Com o estouro do teto em 2024 completa-se o oitavo ano em que a inflação desrespeita os limites desde que o regime de metas foi implementado no Brasil, em 1999, quando Arminio Fraga assumiu o BC, durante a Presidência de Fernando Henrique Cardoso, com a missão de substituir o falido sistema de câmbio fixo. Desses oito anos, em sete o erro foi para cima — 2001, 2002, 2003, 2015, 2021 e 2022, além de 2024. E 2025 já começa candidato a se juntar à lista, pois as expectativas preliminares dos economistas são de que o IPCA suba ainda mais e passe dos 5% até o fim do ano, pressionado por uma demanda persistentemente aquecida e pela disparada recente do dólar para a faixa dos 6 reais. A única vez em que o furo da inflação brasileira foi no piso e não no teto ocorreu em 2017, mesmo ano em que entrou em funcionamento o falecido teto de gastos, congelando o crescimento das despesas públicas em termos reais.

A partir de 2025, passará a valer a chamada “meta contínua”, a primeira grande mudança no regime de alvos para a inflação em seus 26 anos de existência. Com a nova metodologia, a meta passa a ser considerada descumprida sempre que o índice de preços ficar fora das margens de tolerância por mais de seis meses seguidos, similar ao que ocorre em vários países. Até então, no Brasil só se cobrava a inflação dentro dos limites do alvo ao fim de cada ano, em dezembro.

Ser um país com dificuldades crônicas no campo da inflação traz graves consequências. Elas afetam não só a economia, que se torna refém de juros altos e de ciclos de crescimento de fôlego curto, mas também as empresas e os cidadãos, sempre as vítimas mais imediatas dos incômodos causados por preços altos demais.
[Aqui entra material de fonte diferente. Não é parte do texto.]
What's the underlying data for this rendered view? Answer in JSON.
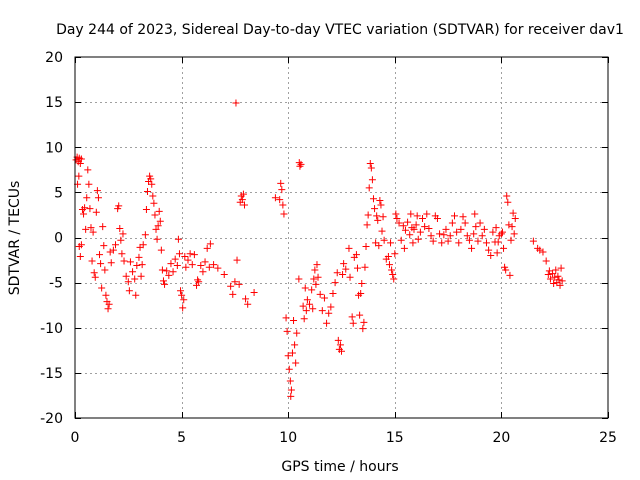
{
  "chart_data": {
    "type": "scatter",
    "title": "Day 244 of 2023, Sidereal Day-to-day VTEC variation (SDTVAR) for receiver dav1",
    "xlabel": "GPS time / hours",
    "ylabel": "SDTVAR / TECUs",
    "xlim": [
      0,
      25
    ],
    "ylim": [
      -20,
      20
    ],
    "xticks": [
      0,
      5,
      10,
      15,
      20,
      25
    ],
    "yticks": [
      -20,
      -15,
      -10,
      -5,
      0,
      5,
      10,
      15,
      20
    ],
    "xtick_labels": [
      "0",
      "5",
      "10",
      "15",
      "20",
      "25"
    ],
    "ytick_labels": [
      "-20",
      "-15",
      "-10",
      "-5",
      "0",
      "5",
      "10",
      "15",
      "20"
    ],
    "grid": true,
    "marker": "+",
    "series": [
      {
        "name": "SDTVAR",
        "color": "#ff0000",
        "points": [
          [
            0.05,
            8.6
          ],
          [
            0.1,
            8.9
          ],
          [
            0.15,
            8.4
          ],
          [
            0.2,
            8.8
          ],
          [
            0.25,
            8.2
          ],
          [
            0.3,
            8.7
          ],
          [
            0.12,
            5.9
          ],
          [
            0.18,
            6.8
          ],
          [
            0.2,
            -1.0
          ],
          [
            0.25,
            -2.1
          ],
          [
            0.3,
            -0.8
          ],
          [
            0.35,
            3.1
          ],
          [
            0.4,
            2.6
          ],
          [
            0.45,
            3.3
          ],
          [
            0.5,
            0.9
          ],
          [
            0.55,
            4.4
          ],
          [
            0.6,
            7.5
          ],
          [
            0.65,
            5.9
          ],
          [
            0.7,
            3.2
          ],
          [
            0.75,
            1.1
          ],
          [
            0.8,
            -2.6
          ],
          [
            0.85,
            0.6
          ],
          [
            0.9,
            -3.9
          ],
          [
            0.95,
            -4.4
          ],
          [
            1.0,
            2.8
          ],
          [
            1.05,
            5.2
          ],
          [
            1.1,
            4.4
          ],
          [
            1.15,
            -1.9
          ],
          [
            1.2,
            -2.9
          ],
          [
            1.25,
            -5.6
          ],
          [
            1.3,
            1.2
          ],
          [
            1.35,
            -0.9
          ],
          [
            1.4,
            -3.6
          ],
          [
            1.45,
            -6.4
          ],
          [
            1.5,
            -7.1
          ],
          [
            1.55,
            -7.9
          ],
          [
            1.6,
            -7.4
          ],
          [
            1.65,
            -1.6
          ],
          [
            1.7,
            -2.8
          ],
          [
            1.8,
            -1.4
          ],
          [
            1.9,
            -0.8
          ],
          [
            2.0,
            3.2
          ],
          [
            2.05,
            3.5
          ],
          [
            2.1,
            1.0
          ],
          [
            2.15,
            -0.3
          ],
          [
            2.2,
            -1.8
          ],
          [
            2.25,
            0.4
          ],
          [
            2.3,
            -2.6
          ],
          [
            2.4,
            -4.3
          ],
          [
            2.5,
            -4.9
          ],
          [
            2.55,
            -5.9
          ],
          [
            2.6,
            -2.7
          ],
          [
            2.7,
            -3.8
          ],
          [
            2.8,
            -4.6
          ],
          [
            2.85,
            -6.4
          ],
          [
            2.9,
            -3.1
          ],
          [
            3.0,
            -2.2
          ],
          [
            3.05,
            -1.1
          ],
          [
            3.1,
            -4.3
          ],
          [
            3.15,
            -3.0
          ],
          [
            3.2,
            -0.8
          ],
          [
            3.3,
            0.3
          ],
          [
            3.35,
            3.1
          ],
          [
            3.4,
            5.1
          ],
          [
            3.45,
            6.2
          ],
          [
            3.5,
            6.8
          ],
          [
            3.55,
            6.5
          ],
          [
            3.6,
            5.9
          ],
          [
            3.65,
            4.6
          ],
          [
            3.7,
            3.8
          ],
          [
            3.75,
            2.5
          ],
          [
            3.8,
            0.9
          ],
          [
            3.85,
            -0.2
          ],
          [
            3.9,
            1.3
          ],
          [
            3.95,
            2.9
          ],
          [
            4.0,
            1.8
          ],
          [
            4.05,
            -1.4
          ],
          [
            4.1,
            -3.6
          ],
          [
            4.15,
            -4.8
          ],
          [
            4.2,
            -5.2
          ],
          [
            4.3,
            -3.7
          ],
          [
            4.4,
            -4.2
          ],
          [
            4.5,
            -2.9
          ],
          [
            4.6,
            -3.8
          ],
          [
            4.7,
            -2.4
          ],
          [
            4.8,
            -3.1
          ],
          [
            4.85,
            -0.2
          ],
          [
            4.9,
            -1.8
          ],
          [
            4.95,
            -5.9
          ],
          [
            5.0,
            -6.4
          ],
          [
            5.05,
            -7.8
          ],
          [
            5.1,
            -6.9
          ],
          [
            5.15,
            -2.1
          ],
          [
            5.2,
            -3.3
          ],
          [
            5.3,
            -2.5
          ],
          [
            5.4,
            -1.8
          ],
          [
            5.5,
            -3.0
          ],
          [
            5.6,
            -1.9
          ],
          [
            5.7,
            -5.3
          ],
          [
            5.75,
            -4.7
          ],
          [
            5.8,
            -4.9
          ],
          [
            5.9,
            -3.1
          ],
          [
            6.0,
            -3.8
          ],
          [
            6.1,
            -2.7
          ],
          [
            6.2,
            -1.2
          ],
          [
            6.3,
            -3.3
          ],
          [
            6.35,
            -0.7
          ],
          [
            6.5,
            -3.0
          ],
          [
            6.7,
            -3.4
          ],
          [
            7.0,
            -4.1
          ],
          [
            7.3,
            -5.4
          ],
          [
            7.4,
            -6.3
          ],
          [
            7.5,
            -4.9
          ],
          [
            7.6,
            -2.5
          ],
          [
            7.7,
            -5.2
          ],
          [
            7.75,
            3.9
          ],
          [
            7.8,
            4.6
          ],
          [
            7.85,
            4.2
          ],
          [
            7.9,
            4.8
          ],
          [
            7.95,
            3.6
          ],
          [
            8.0,
            -6.8
          ],
          [
            8.1,
            -7.4
          ],
          [
            8.4,
            -6.1
          ],
          [
            7.55,
            14.9
          ],
          [
            9.4,
            4.4
          ],
          [
            9.6,
            4.2
          ],
          [
            9.65,
            6.0
          ],
          [
            9.7,
            5.3
          ],
          [
            9.75,
            3.6
          ],
          [
            9.8,
            2.6
          ],
          [
            9.9,
            -8.9
          ],
          [
            9.95,
            -10.4
          ],
          [
            10.0,
            -13.1
          ],
          [
            10.05,
            -14.6
          ],
          [
            10.1,
            -15.9
          ],
          [
            10.12,
            -17.6
          ],
          [
            10.15,
            -16.9
          ],
          [
            10.2,
            -12.8
          ],
          [
            10.25,
            -9.2
          ],
          [
            10.3,
            -11.9
          ],
          [
            10.35,
            -13.9
          ],
          [
            10.4,
            -10.6
          ],
          [
            10.5,
            -4.6
          ],
          [
            10.52,
            8.3
          ],
          [
            10.55,
            7.9
          ],
          [
            10.6,
            8.1
          ],
          [
            10.7,
            -7.6
          ],
          [
            10.75,
            -9.0
          ],
          [
            10.8,
            -5.6
          ],
          [
            10.85,
            -8.1
          ],
          [
            10.9,
            -6.9
          ],
          [
            11.0,
            -7.4
          ],
          [
            11.1,
            -5.8
          ],
          [
            11.15,
            -7.9
          ],
          [
            11.2,
            -4.6
          ],
          [
            11.25,
            -3.6
          ],
          [
            11.3,
            -5.2
          ],
          [
            11.35,
            -3.0
          ],
          [
            11.4,
            -4.4
          ],
          [
            11.5,
            -6.3
          ],
          [
            11.6,
            -8.1
          ],
          [
            11.7,
            -6.7
          ],
          [
            11.8,
            -9.5
          ],
          [
            11.9,
            -8.4
          ],
          [
            12.0,
            -7.7
          ],
          [
            12.1,
            -6.2
          ],
          [
            12.2,
            -5.0
          ],
          [
            12.3,
            -3.9
          ],
          [
            12.35,
            -11.4
          ],
          [
            12.4,
            -12.4
          ],
          [
            12.45,
            -11.9
          ],
          [
            12.5,
            -12.6
          ],
          [
            12.55,
            -4.1
          ],
          [
            12.6,
            -2.9
          ],
          [
            12.7,
            -3.5
          ],
          [
            12.85,
            -1.2
          ],
          [
            12.9,
            -4.4
          ],
          [
            13.0,
            -8.8
          ],
          [
            13.05,
            -9.5
          ],
          [
            13.1,
            -2.2
          ],
          [
            13.2,
            -1.9
          ],
          [
            13.25,
            -3.4
          ],
          [
            13.3,
            -6.4
          ],
          [
            13.35,
            -8.6
          ],
          [
            13.4,
            -6.2
          ],
          [
            13.45,
            -5.1
          ],
          [
            13.5,
            -10.1
          ],
          [
            13.55,
            -9.4
          ],
          [
            13.6,
            -3.3
          ],
          [
            13.65,
            -1.0
          ],
          [
            13.7,
            1.4
          ],
          [
            13.75,
            2.5
          ],
          [
            13.8,
            5.5
          ],
          [
            13.85,
            8.2
          ],
          [
            13.9,
            7.7
          ],
          [
            13.95,
            6.4
          ],
          [
            14.0,
            4.3
          ],
          [
            14.05,
            3.2
          ],
          [
            14.1,
            -0.6
          ],
          [
            14.15,
            2.4
          ],
          [
            14.2,
            1.9
          ],
          [
            14.25,
            -0.9
          ],
          [
            14.3,
            4.1
          ],
          [
            14.35,
            3.6
          ],
          [
            14.4,
            0.7
          ],
          [
            14.45,
            2.3
          ],
          [
            14.5,
            -0.3
          ],
          [
            14.6,
            -2.4
          ],
          [
            14.7,
            -2.1
          ],
          [
            14.75,
            -3.0
          ],
          [
            14.8,
            -0.6
          ],
          [
            14.85,
            -3.6
          ],
          [
            14.9,
            -4.1
          ],
          [
            14.95,
            -4.6
          ],
          [
            15.0,
            -1.8
          ],
          [
            15.05,
            2.6
          ],
          [
            15.1,
            2.1
          ],
          [
            15.2,
            1.6
          ],
          [
            15.3,
            -0.3
          ],
          [
            15.4,
            1.3
          ],
          [
            15.45,
            -1.2
          ],
          [
            15.5,
            0.8
          ],
          [
            15.6,
            1.7
          ],
          [
            15.7,
            0.3
          ],
          [
            15.75,
            2.6
          ],
          [
            15.8,
            1.1
          ],
          [
            15.85,
            -0.6
          ],
          [
            15.9,
            0.9
          ],
          [
            16.0,
            1.4
          ],
          [
            16.05,
            2.4
          ],
          [
            16.1,
            -0.2
          ],
          [
            16.2,
            0.6
          ],
          [
            16.3,
            2.1
          ],
          [
            16.4,
            1.2
          ],
          [
            16.5,
            2.6
          ],
          [
            16.6,
            1.0
          ],
          [
            16.7,
            0.2
          ],
          [
            16.8,
            -0.4
          ],
          [
            16.9,
            2.4
          ],
          [
            17.0,
            2.1
          ],
          [
            17.1,
            0.4
          ],
          [
            17.2,
            -0.6
          ],
          [
            17.3,
            0.3
          ],
          [
            17.4,
            0.9
          ],
          [
            17.5,
            -0.4
          ],
          [
            17.6,
            0.2
          ],
          [
            17.7,
            1.6
          ],
          [
            17.8,
            2.4
          ],
          [
            17.9,
            0.6
          ],
          [
            18.0,
            -0.6
          ],
          [
            18.1,
            0.9
          ],
          [
            18.2,
            2.3
          ],
          [
            18.3,
            1.6
          ],
          [
            18.4,
            0.2
          ],
          [
            18.5,
            -0.3
          ],
          [
            18.6,
            -1.2
          ],
          [
            18.7,
            0.4
          ],
          [
            18.75,
            2.6
          ],
          [
            18.8,
            1.2
          ],
          [
            18.9,
            -0.4
          ],
          [
            19.0,
            1.6
          ],
          [
            19.1,
            0.2
          ],
          [
            19.2,
            0.9
          ],
          [
            19.3,
            -0.6
          ],
          [
            19.4,
            -1.4
          ],
          [
            19.5,
            -2.0
          ],
          [
            19.6,
            0.6
          ],
          [
            19.7,
            -0.5
          ],
          [
            19.75,
            1.1
          ],
          [
            19.8,
            -1.7
          ],
          [
            19.85,
            -0.5
          ],
          [
            19.9,
            0.2
          ],
          [
            20.0,
            0.4
          ],
          [
            20.05,
            0.6
          ],
          [
            20.1,
            -1.2
          ],
          [
            20.15,
            -3.3
          ],
          [
            20.2,
            -3.6
          ],
          [
            20.25,
            4.6
          ],
          [
            20.3,
            3.9
          ],
          [
            20.35,
            1.4
          ],
          [
            20.4,
            -4.2
          ],
          [
            20.45,
            -0.3
          ],
          [
            20.5,
            1.2
          ],
          [
            20.55,
            2.7
          ],
          [
            20.6,
            0.4
          ],
          [
            20.65,
            2.1
          ],
          [
            21.5,
            -0.4
          ],
          [
            21.7,
            -1.2
          ],
          [
            21.8,
            -1.4
          ],
          [
            21.95,
            -1.6
          ],
          [
            22.1,
            -2.6
          ],
          [
            22.2,
            -4.1
          ],
          [
            22.25,
            -3.7
          ],
          [
            22.3,
            -4.6
          ],
          [
            22.4,
            -4.0
          ],
          [
            22.45,
            -5.1
          ],
          [
            22.5,
            -4.4
          ],
          [
            22.55,
            -3.6
          ],
          [
            22.6,
            -5.0
          ],
          [
            22.65,
            -4.3
          ],
          [
            22.7,
            -4.7
          ],
          [
            22.75,
            -5.3
          ],
          [
            22.8,
            -3.4
          ],
          [
            22.85,
            -4.8
          ]
        ]
      }
    ]
  }
}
Não à toa, em todas as vezes em que os períodos de inflação fora do teto se prolongaram, o Brasil teve troca de poder na Presidência. Lula foi eleito para substituir FHC em outubro de 2002, quando a alta de preços já estava há dezesseis meses rodando entre 6% e 7%, e Dilma Rousseff foi defenestrada, em agosto de 2016, após uma impressionante sucessão de quase 25 meses de inflação estourando o limite da banda. Jair Bolsonaro, presidente durante a pandemia e o choque global de preços que ela causou, perdeu a reeleição para Lula em 2022 quando o IPCA completava, em outubro, o vigésimo mês consecutivo acima da meta“.

O núcleo do problema, e, portanto, a chave para a solução, passa, de acordo com os especialistas, por redimensionar o tamanho dos gastos públicos, que por natureza já são um gerador de estímulos ao consumo e à inflação. Como, por aqui, tanto os gastos quanto a dívida pública são historicamente elevados na comparação com os demais emergentes, e estão crescendo rapidamente, esse fardo fiscal tem servido, também, para aumentar a desconfiança dos investidores. Isso se materializa em saída de capitais, dólar subindo e, de novo, inflação ficando mais alta. “A história mostra que o Brasil não precisa conviver com inflação elevada”, afirma Henrique Meirelles.

Quando esteve no BC com Lula, houve um esforço do governo para manter as contas no azul por todo o período, o oposto do que se dá hoje. Na segunda passagem, com Temer, foram feitas as primeiras grandes reformas, como o teto de gastos e a trabalhista. Em ambas, Meirelles saiu com inflação e juros menores do que quando entrou. “Fizemos um rígido controle de gastos, e a política fiscal andava na mesma direção que a monetária”, diz ele.